In the About section we tell the story of significant aspects of the project which take us up to the summer of 2020 and the beginning of this publication and Part 1: Moments. About is where to go to understand more about our action research process. Here we explain how we used a large collaborative exhibition Above the Noise: 15 Stories from Bradford to understand better what the challenges are for working more collaboratively in Bradford and to set agendas for the final part of the project, our exchanges with practitioners in Chicago and Washington D.C. and how the Staff Action Research Group took forward the agendas from there. This included a conversation about race that gathered pace within the museum in the wake of the police killing of George Floyd in the U.S..

Advertising for the Above the Noise exhibition at the National Science and Media Museum. Image credit: National Science and Media Museum / Science Museum Group

Part 1: Moments is where the story of this publication begins. This publication has itself been developed as part of the action research – we, in effect, used the making of this publication as the process by which we completed our final phase of reflection. Here you can read ‘moments’ contributed by over 30 of our collaborators – staff, researchers and people who live and work in Bradford. We called them ‘moments’ as they all seek to capture both a moment of realisation that occurred during the project as well as indicating reasons for hope or possibility for change. They are powerful and thought-provoking – they are also all very different and come at our shared questions from necessarily and usefully varied positions and perspectives.
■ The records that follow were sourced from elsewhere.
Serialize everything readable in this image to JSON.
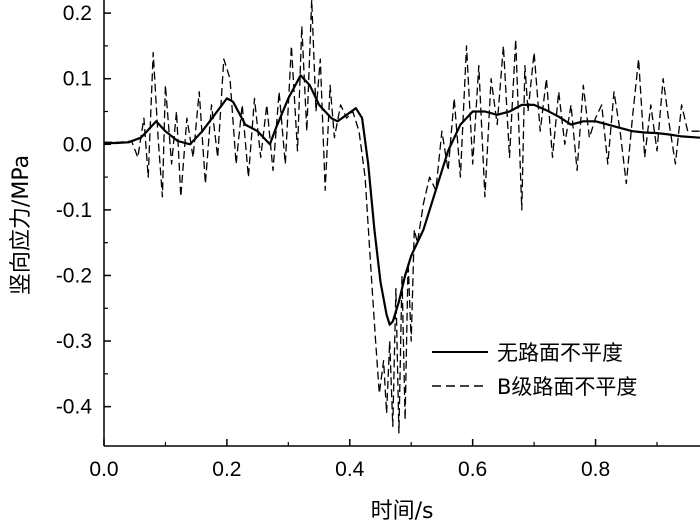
{
  "chart_data": {
    "type": "line",
    "xlabel": "时间/s",
    "ylabel": "竖向应力/MPa",
    "xlim": [
      0.0,
      0.97
    ],
    "ylim": [
      -0.46,
      0.22
    ],
    "x_ticks": [
      0.0,
      0.2,
      0.4,
      0.6,
      0.8
    ],
    "x_tick_labels": [
      "0.0",
      "0.2",
      "0.4",
      "0.6",
      "0.8"
    ],
    "y_ticks": [
      0.2,
      0.1,
      0.0,
      -0.1,
      -0.2,
      -0.3,
      -0.4
    ],
    "y_tick_labels": [
      "0.2",
      "0.1",
      "0.0",
      "-0.1",
      "-0.2",
      "-0.3",
      "-0.4"
    ],
    "legend_position": "bottom-right",
    "grid": false,
    "series": [
      {
        "name": "无路面不平度",
        "style": "solid",
        "color": "#000000",
        "x": [
          0.0,
          0.02,
          0.04,
          0.06,
          0.07,
          0.085,
          0.1,
          0.12,
          0.14,
          0.16,
          0.18,
          0.2,
          0.21,
          0.23,
          0.25,
          0.27,
          0.28,
          0.3,
          0.32,
          0.335,
          0.35,
          0.37,
          0.38,
          0.395,
          0.41,
          0.42,
          0.43,
          0.44,
          0.45,
          0.46,
          0.465,
          0.47,
          0.48,
          0.49,
          0.5,
          0.52,
          0.54,
          0.56,
          0.58,
          0.6,
          0.62,
          0.64,
          0.66,
          0.68,
          0.7,
          0.72,
          0.74,
          0.76,
          0.78,
          0.8,
          0.82,
          0.84,
          0.86,
          0.88,
          0.9,
          0.92,
          0.94,
          0.97
        ],
        "y": [
          0.002,
          0.002,
          0.003,
          0.01,
          0.02,
          0.035,
          0.02,
          0.005,
          0.0,
          0.02,
          0.045,
          0.07,
          0.065,
          0.03,
          0.02,
          0.0,
          0.025,
          0.07,
          0.105,
          0.09,
          0.06,
          0.04,
          0.035,
          0.045,
          0.055,
          0.04,
          -0.03,
          -0.13,
          -0.21,
          -0.26,
          -0.275,
          -0.27,
          -0.24,
          -0.2,
          -0.17,
          -0.13,
          -0.07,
          -0.01,
          0.03,
          0.05,
          0.05,
          0.045,
          0.05,
          0.06,
          0.06,
          0.052,
          0.042,
          0.03,
          0.035,
          0.035,
          0.03,
          0.025,
          0.02,
          0.018,
          0.017,
          0.015,
          0.012,
          0.01
        ]
      },
      {
        "name": "B级路面不平度",
        "style": "dashed",
        "color": "#000000",
        "x": [
          0.0,
          0.025,
          0.045,
          0.055,
          0.065,
          0.072,
          0.08,
          0.088,
          0.095,
          0.1,
          0.11,
          0.118,
          0.125,
          0.135,
          0.145,
          0.155,
          0.165,
          0.175,
          0.185,
          0.195,
          0.205,
          0.215,
          0.225,
          0.235,
          0.245,
          0.255,
          0.265,
          0.275,
          0.285,
          0.295,
          0.305,
          0.315,
          0.322,
          0.33,
          0.338,
          0.345,
          0.352,
          0.36,
          0.368,
          0.375,
          0.385,
          0.395,
          0.405,
          0.415,
          0.425,
          0.435,
          0.442,
          0.448,
          0.455,
          0.46,
          0.465,
          0.47,
          0.475,
          0.48,
          0.485,
          0.49,
          0.495,
          0.5,
          0.505,
          0.51,
          0.52,
          0.53,
          0.54,
          0.55,
          0.56,
          0.57,
          0.58,
          0.59,
          0.6,
          0.61,
          0.62,
          0.63,
          0.64,
          0.65,
          0.66,
          0.67,
          0.68,
          0.685,
          0.69,
          0.7,
          0.71,
          0.72,
          0.73,
          0.74,
          0.75,
          0.76,
          0.77,
          0.78,
          0.79,
          0.8,
          0.81,
          0.82,
          0.83,
          0.84,
          0.85,
          0.86,
          0.87,
          0.88,
          0.89,
          0.9,
          0.91,
          0.92,
          0.93,
          0.94,
          0.95,
          0.97
        ],
        "y": [
          0.003,
          0.003,
          0.005,
          -0.02,
          0.04,
          -0.05,
          0.14,
          0.01,
          -0.08,
          0.09,
          -0.03,
          0.05,
          -0.08,
          0.04,
          -0.02,
          0.08,
          -0.06,
          0.06,
          -0.02,
          0.13,
          0.1,
          -0.03,
          0.06,
          -0.05,
          0.07,
          -0.02,
          0.06,
          -0.04,
          0.08,
          -0.03,
          0.15,
          -0.01,
          0.18,
          0.02,
          0.22,
          0.05,
          0.13,
          -0.07,
          0.09,
          0.01,
          0.06,
          0.04,
          0.05,
          0.02,
          -0.05,
          -0.2,
          -0.3,
          -0.38,
          -0.33,
          -0.41,
          -0.3,
          -0.43,
          -0.22,
          -0.44,
          -0.2,
          -0.42,
          -0.18,
          -0.3,
          -0.13,
          -0.15,
          -0.09,
          -0.05,
          -0.07,
          0.02,
          -0.04,
          0.07,
          -0.05,
          0.15,
          -0.03,
          0.12,
          -0.08,
          0.1,
          0.03,
          0.15,
          -0.02,
          0.16,
          -0.1,
          0.12,
          0.05,
          0.14,
          0.02,
          0.1,
          -0.02,
          0.08,
          0.0,
          0.06,
          -0.04,
          0.09,
          0.01,
          0.04,
          0.06,
          -0.03,
          0.08,
          0.02,
          -0.06,
          0.04,
          0.13,
          -0.02,
          0.06,
          -0.01,
          0.1,
          0.03,
          -0.03,
          0.06,
          0.02,
          0.02
        ]
      }
    ]
  }
}
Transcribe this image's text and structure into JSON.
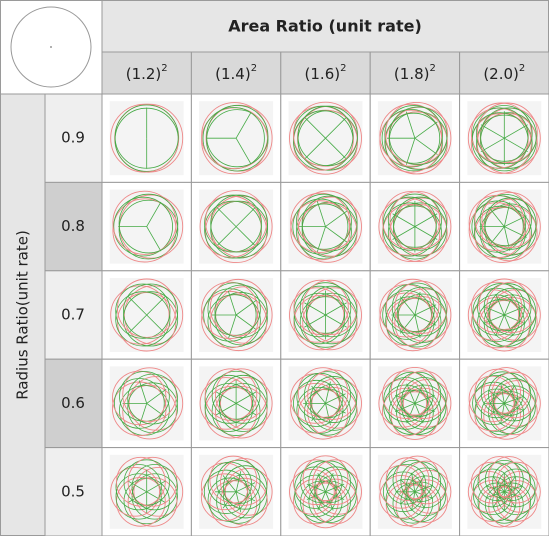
{
  "table": {
    "header": "Area Ratio (unit rate)",
    "columns": [
      {
        "base": "(1.2)",
        "exponent": "2"
      },
      {
        "base": "(1.4)",
        "exponent": "2"
      },
      {
        "base": "(1.6)",
        "exponent": "2"
      },
      {
        "base": "(1.8)",
        "exponent": "2"
      },
      {
        "base": "(2.0)",
        "exponent": "2"
      }
    ],
    "row_header": "Radius Ratio(unit rate)",
    "rows": [
      "0.9",
      "0.8",
      "0.7",
      "0.6",
      "0.5"
    ]
  }
}
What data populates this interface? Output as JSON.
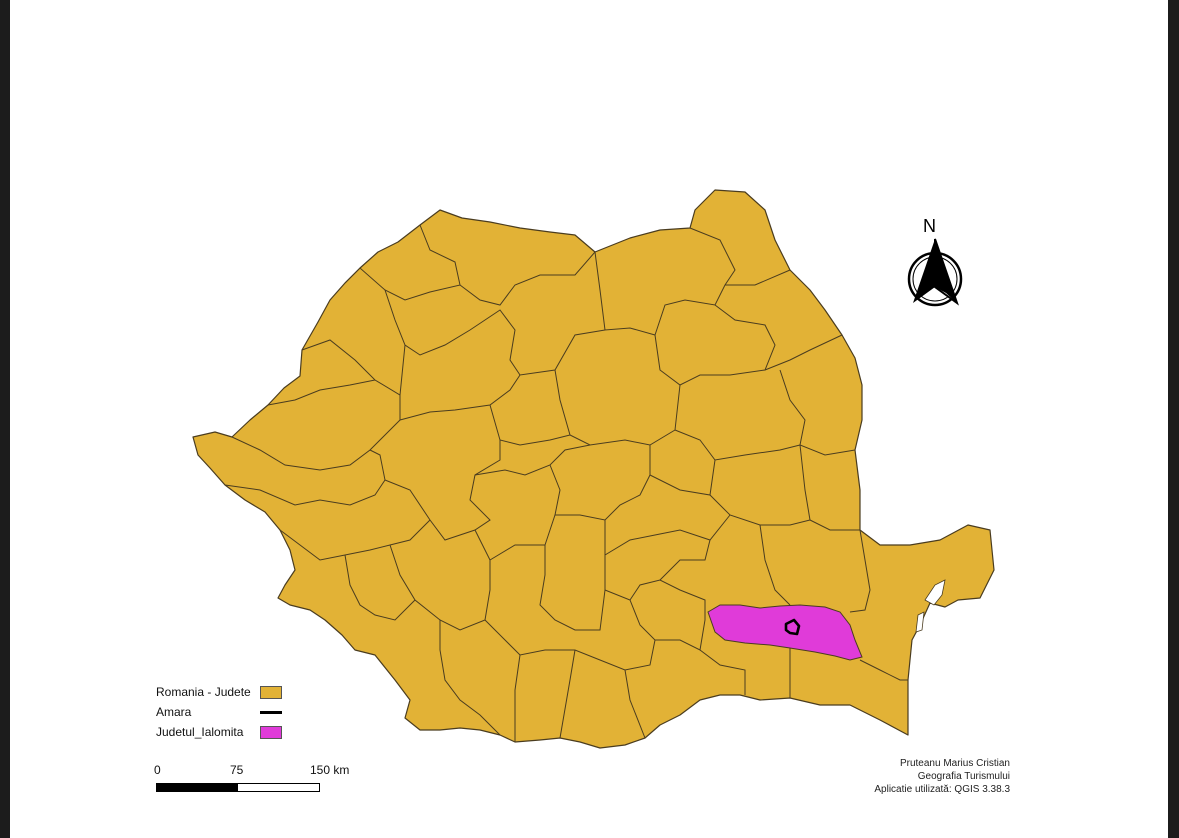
{
  "colors": {
    "judete_fill": "#e2b236",
    "judete_stroke": "#4a3c1f",
    "ialomita_fill": "#e03bd9",
    "amara_stroke": "#000000",
    "page_bg": "#ffffff"
  },
  "north_arrow": {
    "letter": "N",
    "icon": "north-arrow-icon"
  },
  "legend": {
    "items": [
      {
        "label": "Romania - Judete",
        "symbol": "fill",
        "color": "#e2b236"
      },
      {
        "label": "Amara",
        "symbol": "line",
        "color": "#000000"
      },
      {
        "label": "Judetul_Ialomita",
        "symbol": "fill",
        "color": "#e03bd9"
      }
    ]
  },
  "scale_bar": {
    "ticks": [
      "0",
      "75",
      "150 km"
    ]
  },
  "credits": {
    "author": "Pruteanu Marius Cristian",
    "course": "Geografia Turismului",
    "software": "Aplicatie utilizată: QGIS 3.38.3"
  }
}
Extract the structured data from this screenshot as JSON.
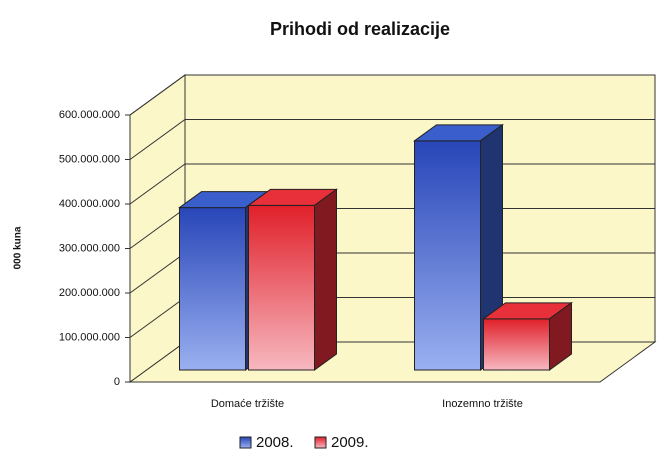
{
  "chart_data": {
    "type": "bar3d",
    "title": "Prihodi od realizacije",
    "y_label": "000 kuna",
    "categories": [
      "Domaće tržište",
      "Inozemno tržište"
    ],
    "series": [
      {
        "name": "2008.",
        "color": "#3a5fcd",
        "values": [
          365000000,
          515000000
        ]
      },
      {
        "name": "2009.",
        "color": "#e8303a",
        "values": [
          370000000,
          115000000
        ]
      }
    ],
    "ylim": [
      0,
      600000000
    ],
    "yticks": [
      {
        "value": 0,
        "label": "0"
      },
      {
        "value": 100000000,
        "label": "100.000.000"
      },
      {
        "value": 200000000,
        "label": "200.000.000"
      },
      {
        "value": 300000000,
        "label": "300.000.000"
      },
      {
        "value": 400000000,
        "label": "400.000.000"
      },
      {
        "value": 500000000,
        "label": "500.000.000"
      },
      {
        "value": 600000000,
        "label": "600.000.000"
      }
    ],
    "grid": true,
    "legend": "bottom"
  }
}
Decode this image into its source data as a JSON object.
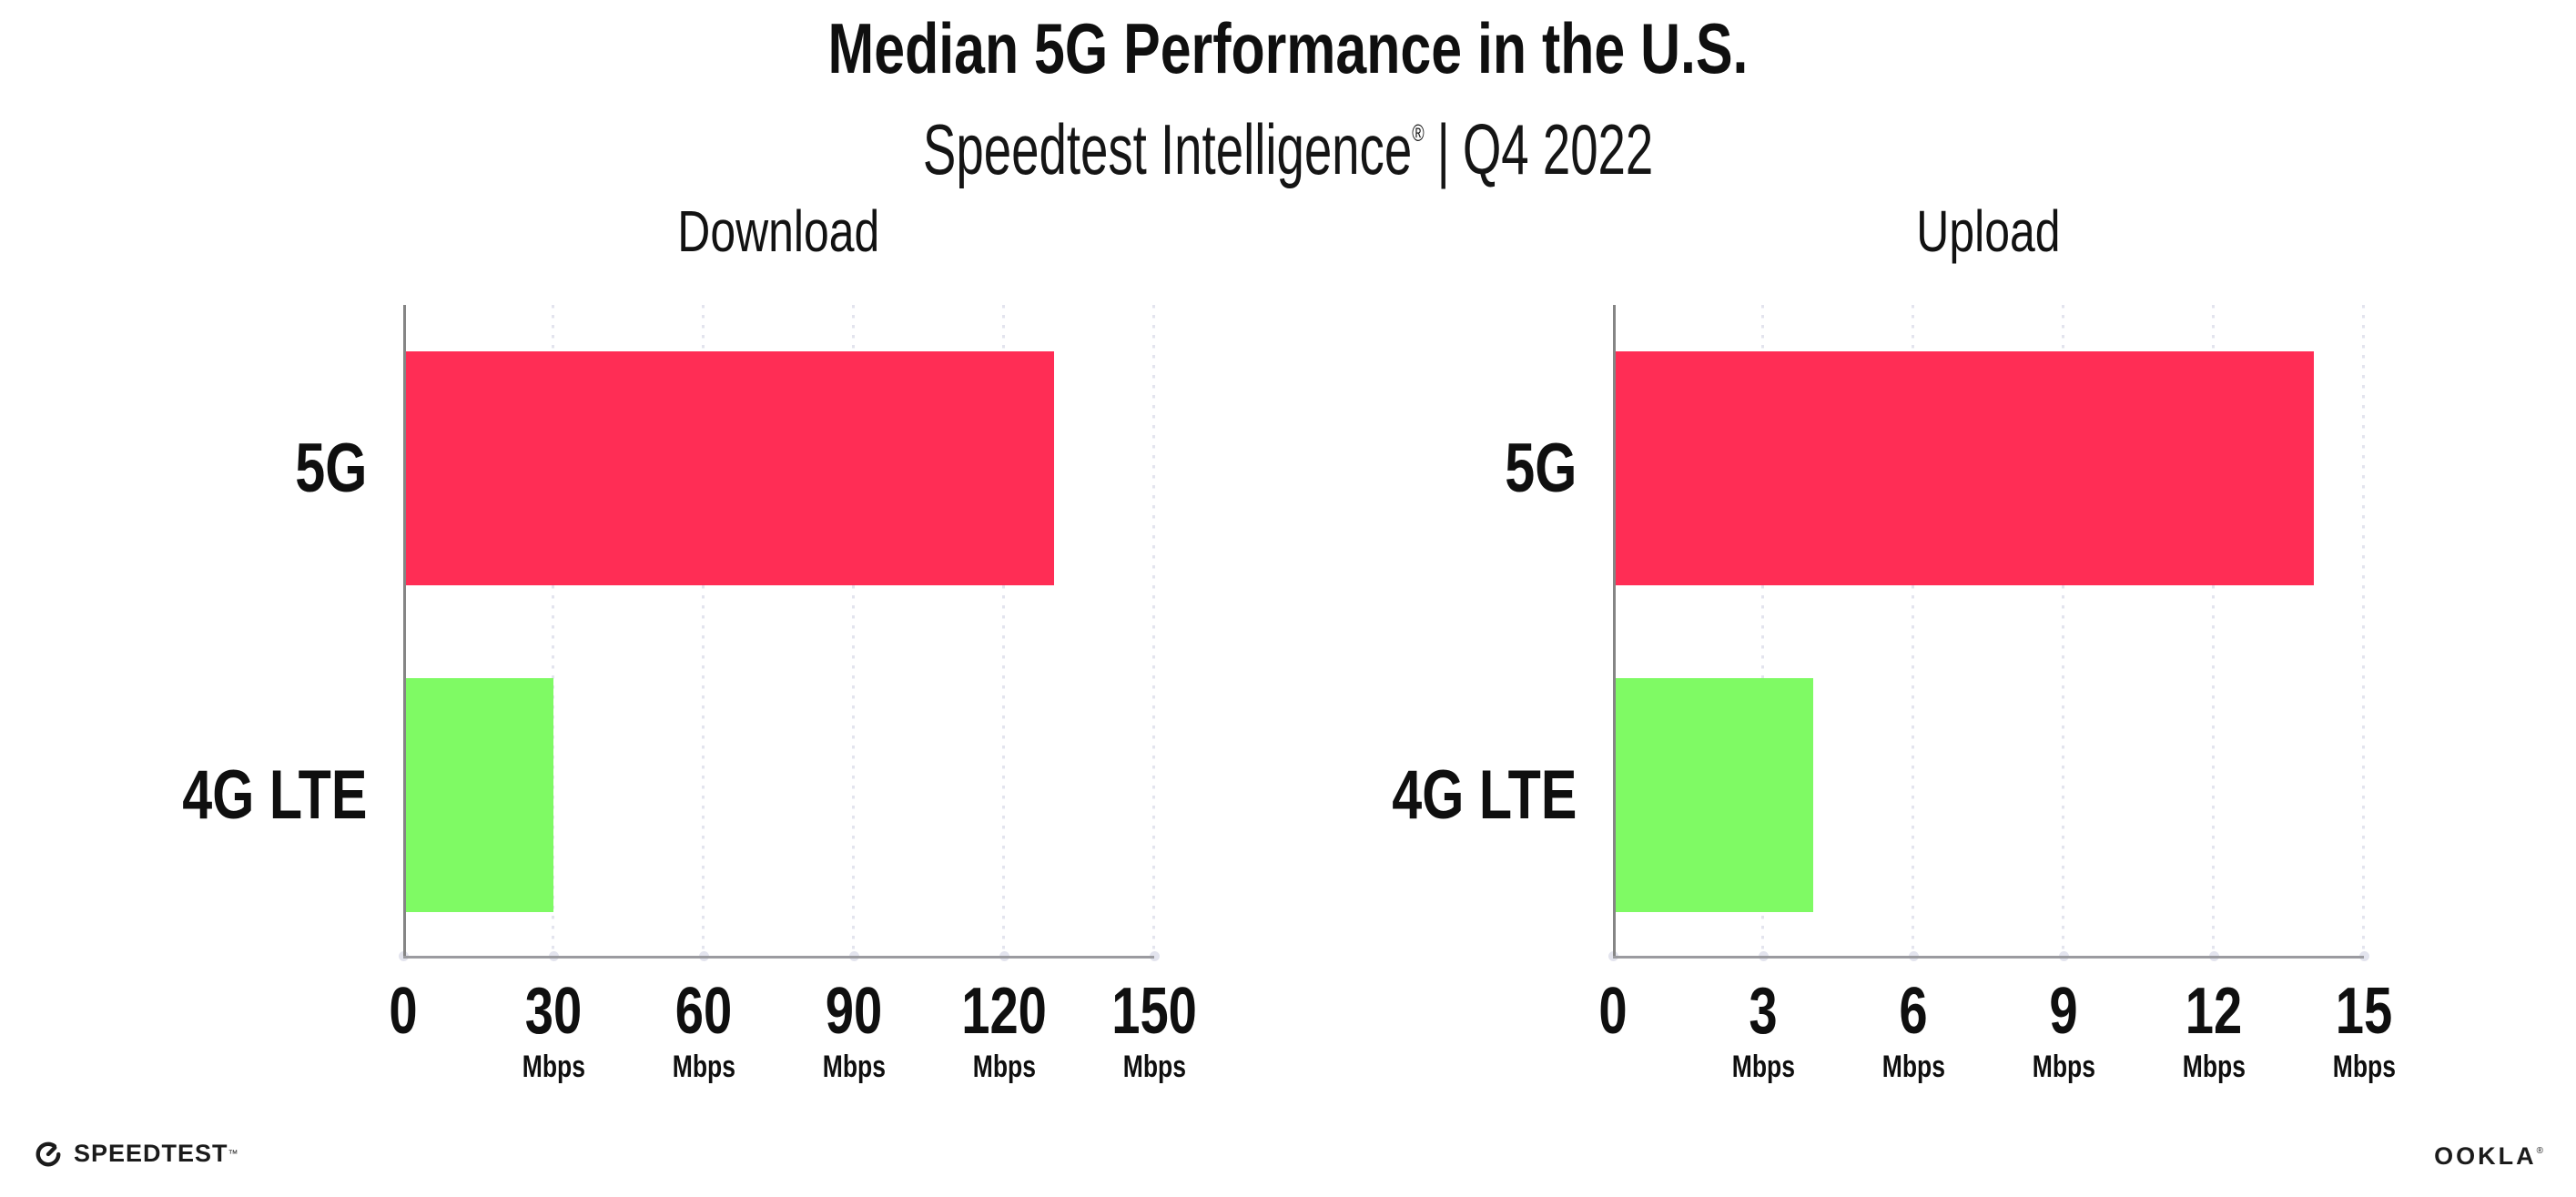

In Part 2: Dialogues we outline the process we used to move towards the Future Directions outlined in Part 3. We ran a series of small group discussions for staff where we listened to the moments on their own terms and then started to make the connections to everyday work in the museum. This process only solidified the need for us to address head on the tensions generated by being national and seeking to be locally-rooted and collaborative. We then ran a large final workshop to work through different strategies for dealing with the tensions – Alignments as Strengths and Tensions as Strengths.

Our Conclusions take two tacks. The first, in the words of its Director Jo Quinton-Tulloch, indicates what will be coming next for the National Science and Media Museum. We also offer a conclusion to the research process by those of us – Julia Ankenbrand, Helen Graham and Lynn Wray – who acted as its facilitators, a way of tying together our reflections on the roles we played that we have contributed throughout the publication.

A multiplicity of perspectives

A key principle of the Bradford’s National Museum project has always been to actively seek and value a multiplicity of perspectives. However, we have not approached this in the spirit that simply hearing different views is a good in itself. Rather, it is only by taking other people very seriously indeed, especially when they disagree with you, challenge you and particularly when they know things that you cannot (which is always true), that all of us as individuals can develop and grow and build the collective and shared spaces we need, whether in organisations or in cities and districts.

The necessary friction between the collective and the personal is made visible in Part 3: Future Directions. The letter stages a provisional and temporary ‘we’ of the museum and makes a commitment to certain ways of working – but there is also room made for personal postscripts by staff, researchers and our collaborators. Postscripts which, from different people’s standpoints, add to, qualify or layer different meanings to the shared letter. The personal postscripts are a reminder that honouring the responsibility of working for a public institution or of being a citizen committed to your place, is an ongoing task of deep and creative engagement which is never completed. Even as this phase of the Bradford’s National Museum work has reached its end.